Both TVs share the same 4K (3840 x 2160) resolution, 10-bit panel depth, and 1.07 billion colors, establishing a solid baseline for picture quality. However, the most immediately obvious distinction is screen size: the Hisense spans a massive 100″, while the TCL covers a more conventional 74.5″. Interestingly, the TCL's smaller panel actually yields a higher pixel density — 59 ppi versus 44 ppi — meaning individual pixels are tighter and images may appear slightly sharper at close viewing distances. In practice though, both sets are designed for living-room distances where this difference becomes largely imperceptible.
Where the gap widens more meaningfully is in panel technology and motion handling. The Hisense uses a QLED layer on top of its LED-backlit LCD, which typically produces more saturated colors and higher peak luminance — reflected here in its 400 nits typical brightness versus the TCL's 330 nits. More significantly, the Hisense offers a 144Hz refresh rate compared to the TCL's 60Hz, which translates directly to smoother motion in fast-action content, sports, and gaming with dramatically reduced blur and judder. For gamers especially, this is a substantial real-world advantage.

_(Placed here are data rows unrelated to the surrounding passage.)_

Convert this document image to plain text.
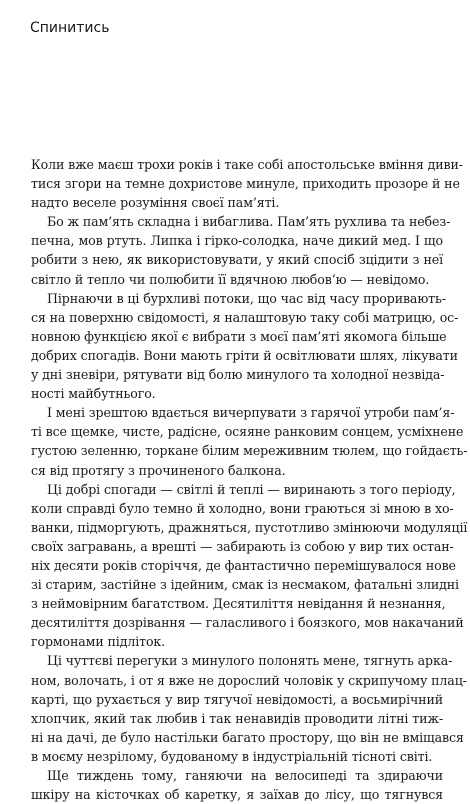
Спинитись
Коли вже маєш трохи років і таке собі апостольське вміння диви-
тися згори на темне дохристове минуле, приходить прозоре й не
надто веселе розуміння своєї пам’яті.
Бо ж пам’ять складна і вибаглива. Пам’ять рухлива та небез-
печна, мов ртуть. Липка і гірко-солодка, наче дикий мед. І що
робити з нею, як використовувати, у який спосіб зцідити з неї
світло й тепло чи полюбити її вдячною любов’ю — невідомо.
Пірнаючи в ці бурхливі потоки, що час від часу проривають-
ся на поверхню свідомості, я налаштовую таку собі матрицю, ос-
новною функцією якої є вибрати з моєї пам’яті якомога більше
добрих спогадів. Вони мають гріти й освітлювати шлях, лікувати
у дні зневіри, рятувати від болю минулого та холодної незвіда-
ності майбутнього.
І мені зрештою вдається вичерпувати з гарячої утроби пам’я-
ті все щемке, чисте, радісне, осяяне ранковим сонцем, усміхнене
густою зеленню, торкане білим мереживним тюлем, що гойдаєть-
ся від протягу з прочиненого балкона.
Ці добрі спогади — світлі й теплі — виринають з того періоду,
коли справді було темно й холодно, вони граються зі мною в хо-
ванки, підморгують, дражняться, пустотливо змінюючи модуляції
своїх загравань, а врешті — забирають із собою у вир тих остан-
ніх десяти років сторіччя, де фантастично перемішувалося нове
зі старим, застійне з ідейним, смак із несмаком, фатальні злидні
з неймовірним багатством. Десятиліття невідання й незнання,
десятиліття дозрівання — галасливого і боязкого, мов накачаний
гормонами підліток.
Ці чуттєві перегуки з минулого полонять мене, тягнуть арка-
ном, волочать, і от я вже не дорослий чоловік у скрипучому плац-
карті, що рухається у вир тягучої невідомості, а восьмирічний
хлопчик, який так любив і так ненавидів проводити літні тиж-
ні на дачі, де було настільки багато простору, що він не вміщався
в моєму незрілому, будованому в індустріальній тісноті світі.
Ще тиждень тому, ганяючи на велосипеді та здираючи
шкіру на кісточках об каретку, я заїхав до лісу, що тягнувся
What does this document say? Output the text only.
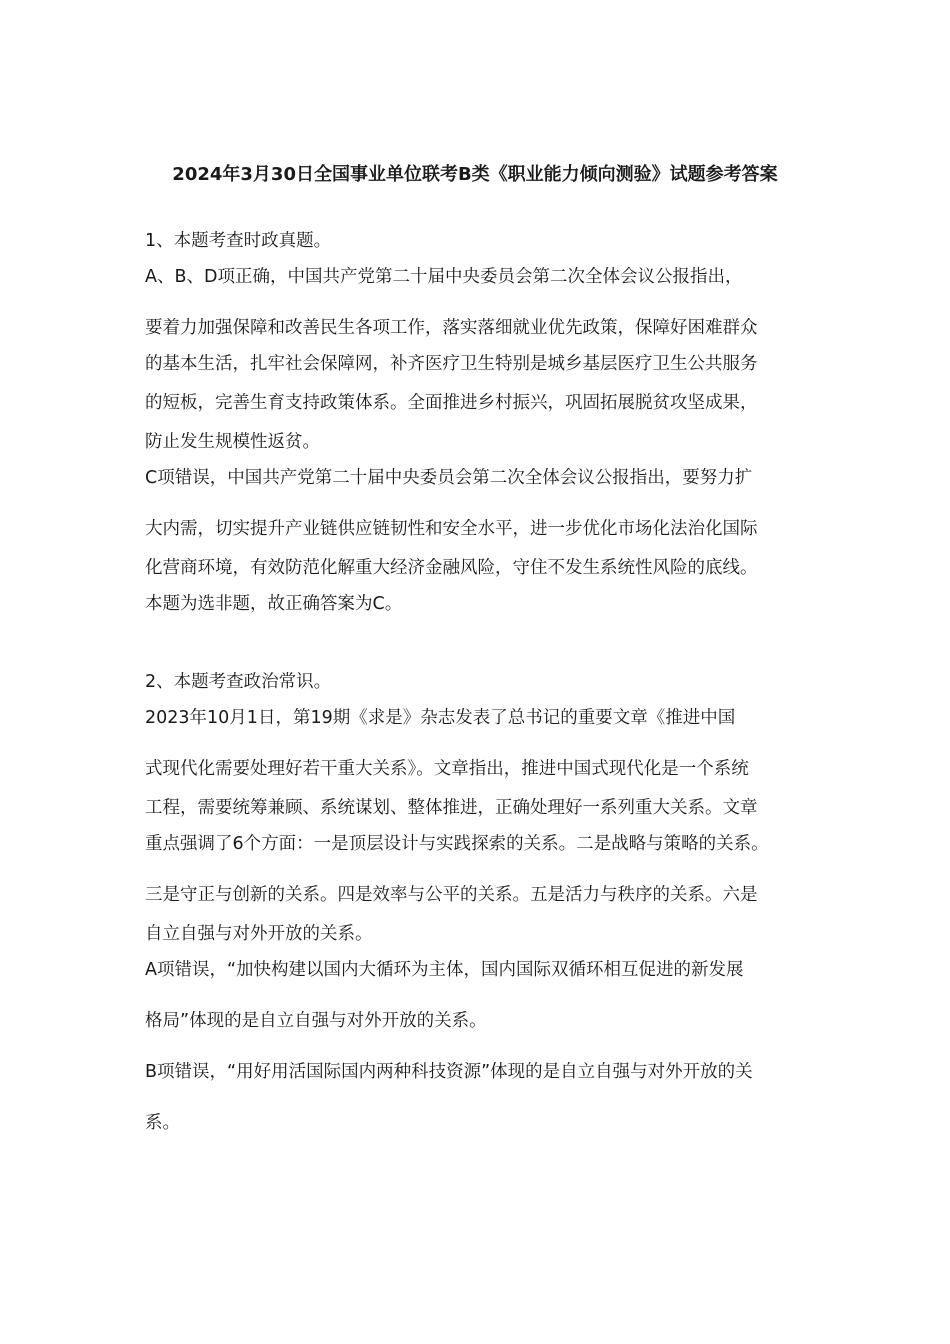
2024年3月30日全国事业单位联考B类《职业能力倾向测验》试题参考答案
1、本题考查时政真题。
A、B、D项正确，中国共产党第二十届中央委员会第二次全体会议公报指出，
要着力加强保障和改善民生各项工作，落实落细就业优先政策，保障好困难群众
的基本生活，扎牢社会保障网，补齐医疗卫生特别是城乡基层医疗卫生公共服务
的短板，完善生育支持政策体系。全面推进乡村振兴，巩固拓展脱贫攻坚成果，
防止发生规模性返贫。
C项错误，中国共产党第二十届中央委员会第二次全体会议公报指出，要努力扩
大内需，切实提升产业链供应链韧性和安全水平，进一步优化市场化法治化国际
化营商环境，有效防范化解重大经济金融风险，守住不发生系统性风险的底线。
本题为选非题，故正确答案为C。
2、本题考查政治常识。
2023年10月1日，第19期《求是》杂志发表了总书记的重要文章《推进中国
式现代化需要处理好若干重大关系》。文章指出，推进中国式现代化是一个系统
工程，需要统筹兼顾、系统谋划、整体推进，正确处理好一系列重大关系。文章
重点强调了6个方面：一是顶层设计与实践探索的关系。二是战略与策略的关系。
三是守正与创新的关系。四是效率与公平的关系。五是活力与秩序的关系。六是
自立自强与对外开放的关系。
A项错误，“加快构建以国内大循环为主体，国内国际双循环相互促进的新发展
格局”体现的是自立自强与对外开放的关系。
B项错误，“用好用活国际国内两种科技资源”体现的是自立自强与对外开放的关
系。
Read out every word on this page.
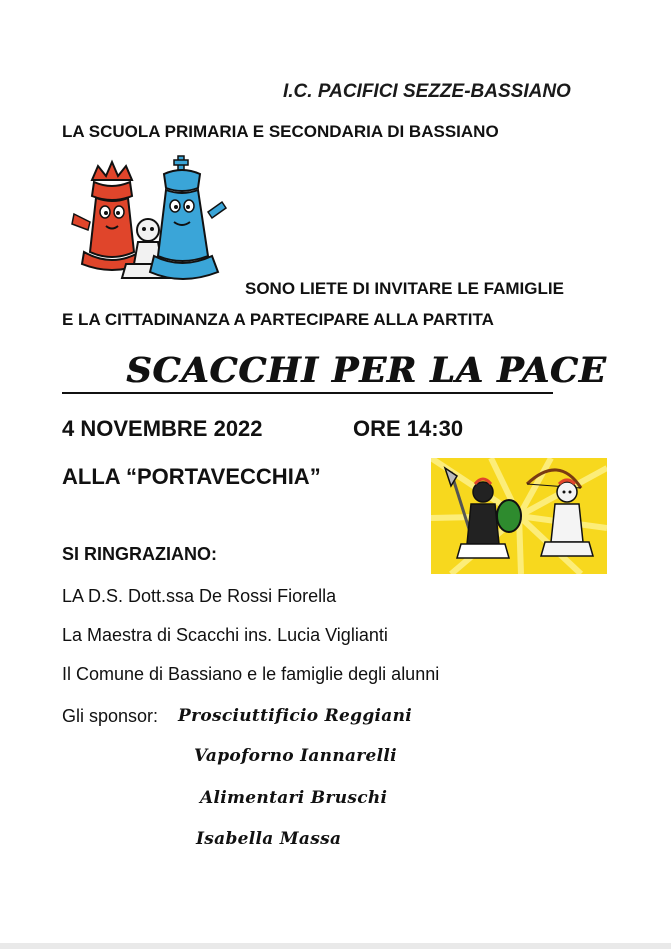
I.C. PACIFICI SEZZE-BASSIANO
LA SCUOLA PRIMARIA E SECONDARIA DI BASSIANO
SONO LIETE DI INVITARE LE FAMIGLIE
E LA CITTADINANZA A PARTECIPARE ALLA PARTITA
SCACCHI PER LA PACE
4 NOVEMBRE 2022	ORE 14:30
ALLA “PORTAVECCHIA”
SI RINGRAZIANO:
LA D.S. Dott.ssa De Rossi Fiorella
La Maestra di Scacchi ins. Lucia Viglianti
Il Comune di Bassiano e le famiglie degli alunni
Gli sponsor: Prosciuttificio Reggiani
Vapoforno Iannarelli
Alimentari Bruschi
Isabella Massa
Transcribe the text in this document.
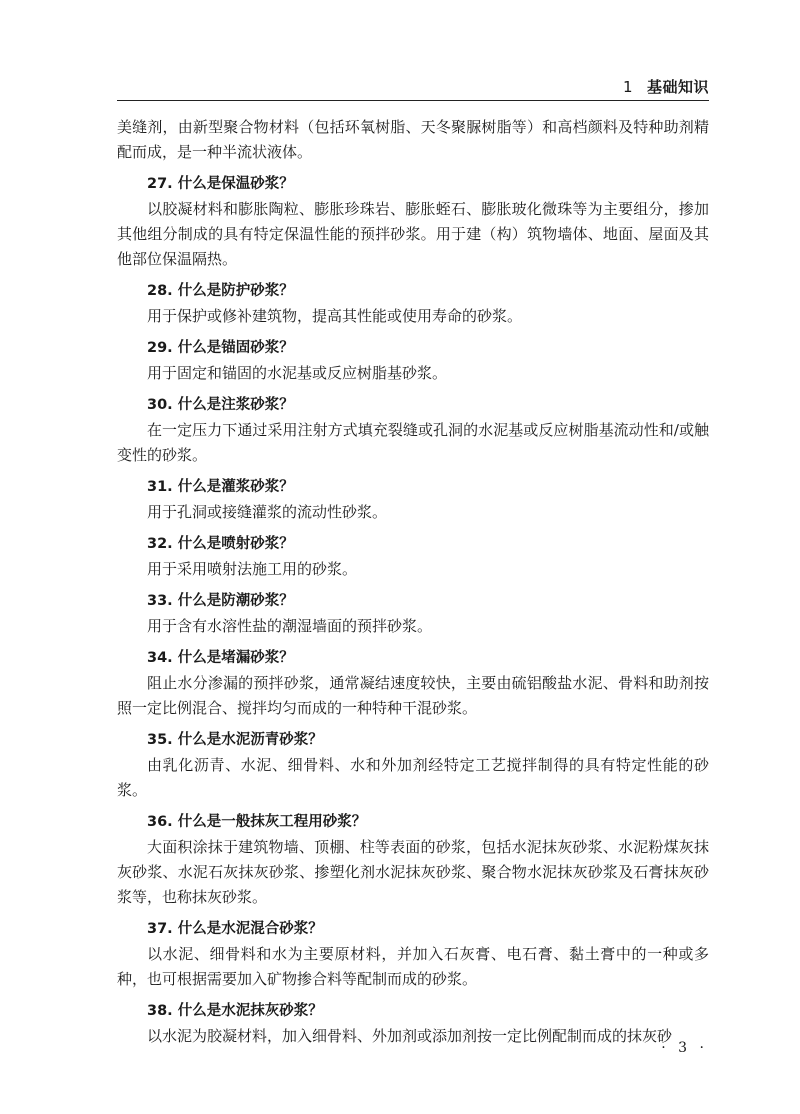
1 基础知识

美缝剂，由新型聚合物材料（包括环氧树脂、天冬聚脲树脂等）和高档颜料及特种助剂精配而成，是一种半流状液体。

27. 什么是保温砂浆？

以胶凝材料和膨胀陶粒、膨胀珍珠岩、膨胀蛭石、膨胀玻化微珠等为主要组分，掺加其他组分制成的具有特定保温性能的预拌砂浆。用于建（构）筑物墙体、地面、屋面及其他部位保温隔热。

28. 什么是防护砂浆？

用于保护或修补建筑物，提高其性能或使用寿命的砂浆。

29. 什么是锚固砂浆？

用于固定和锚固的水泥基或反应树脂基砂浆。

30. 什么是注浆砂浆？

在一定压力下通过采用注射方式填充裂缝或孔洞的水泥基或反应树脂基流动性和/或触变性的砂浆。

31. 什么是灌浆砂浆？

用于孔洞或接缝灌浆的流动性砂浆。

32. 什么是喷射砂浆？

用于采用喷射法施工用的砂浆。

33. 什么是防潮砂浆？

用于含有水溶性盐的潮湿墙面的预拌砂浆。

34. 什么是堵漏砂浆？

阻止水分渗漏的预拌砂浆，通常凝结速度较快，主要由硫铝酸盐水泥、骨料和助剂按照一定比例混合、搅拌均匀而成的一种特种干混砂浆。

35. 什么是水泥沥青砂浆？

由乳化沥青、水泥、细骨料、水和外加剂经特定工艺搅拌制得的具有特定性能的砂浆。

36. 什么是一般抹灰工程用砂浆？

大面积涂抹于建筑物墙、顶棚、柱等表面的砂浆，包括水泥抹灰砂浆、水泥粉煤灰抹灰砂浆、水泥石灰抹灰砂浆、掺塑化剂水泥抹灰砂浆、聚合物水泥抹灰砂浆及石膏抹灰砂浆等，也称抹灰砂浆。

37. 什么是水泥混合砂浆？

以水泥、细骨料和水为主要原材料，并加入石灰膏、电石膏、黏土膏中的一种或多种，也可根据需要加入矿物掺合料等配制而成的砂浆。

38. 什么是水泥抹灰砂浆？

以水泥为胶凝材料，加入细骨料、外加剂或添加剂按一定比例配制而成的抹灰砂

· 3 ·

The Hisense also supports both HDR10+ and Dolby Vision — the two leading dynamic HDR formats — while the TCL supports only the base HDR10 and HLG standards. Dynamic HDR metadata adjusts tone-mapping scene by scene, so missing Dolby Vision and HDR10+ means the TCL cannot take full advantage of content mastered in those formats.
Overall, the Hisense 100E7Q Pro holds a clear display advantage across nearly every performance-oriented metric: richer HDR ecosystem, higher brightness, superior motion clarity via 144Hz, and QLED color technology — alongside a dramatically larger screen. The TCL 75P6K is a competent 4K panel with a marginally sharper pixel pitch and identical viewing angles, but it lacks the premium display features that define the Hisense's offering. Unless physical space constraints make the 100″ footprint impractical, the Hisense wins this category decisively on specs.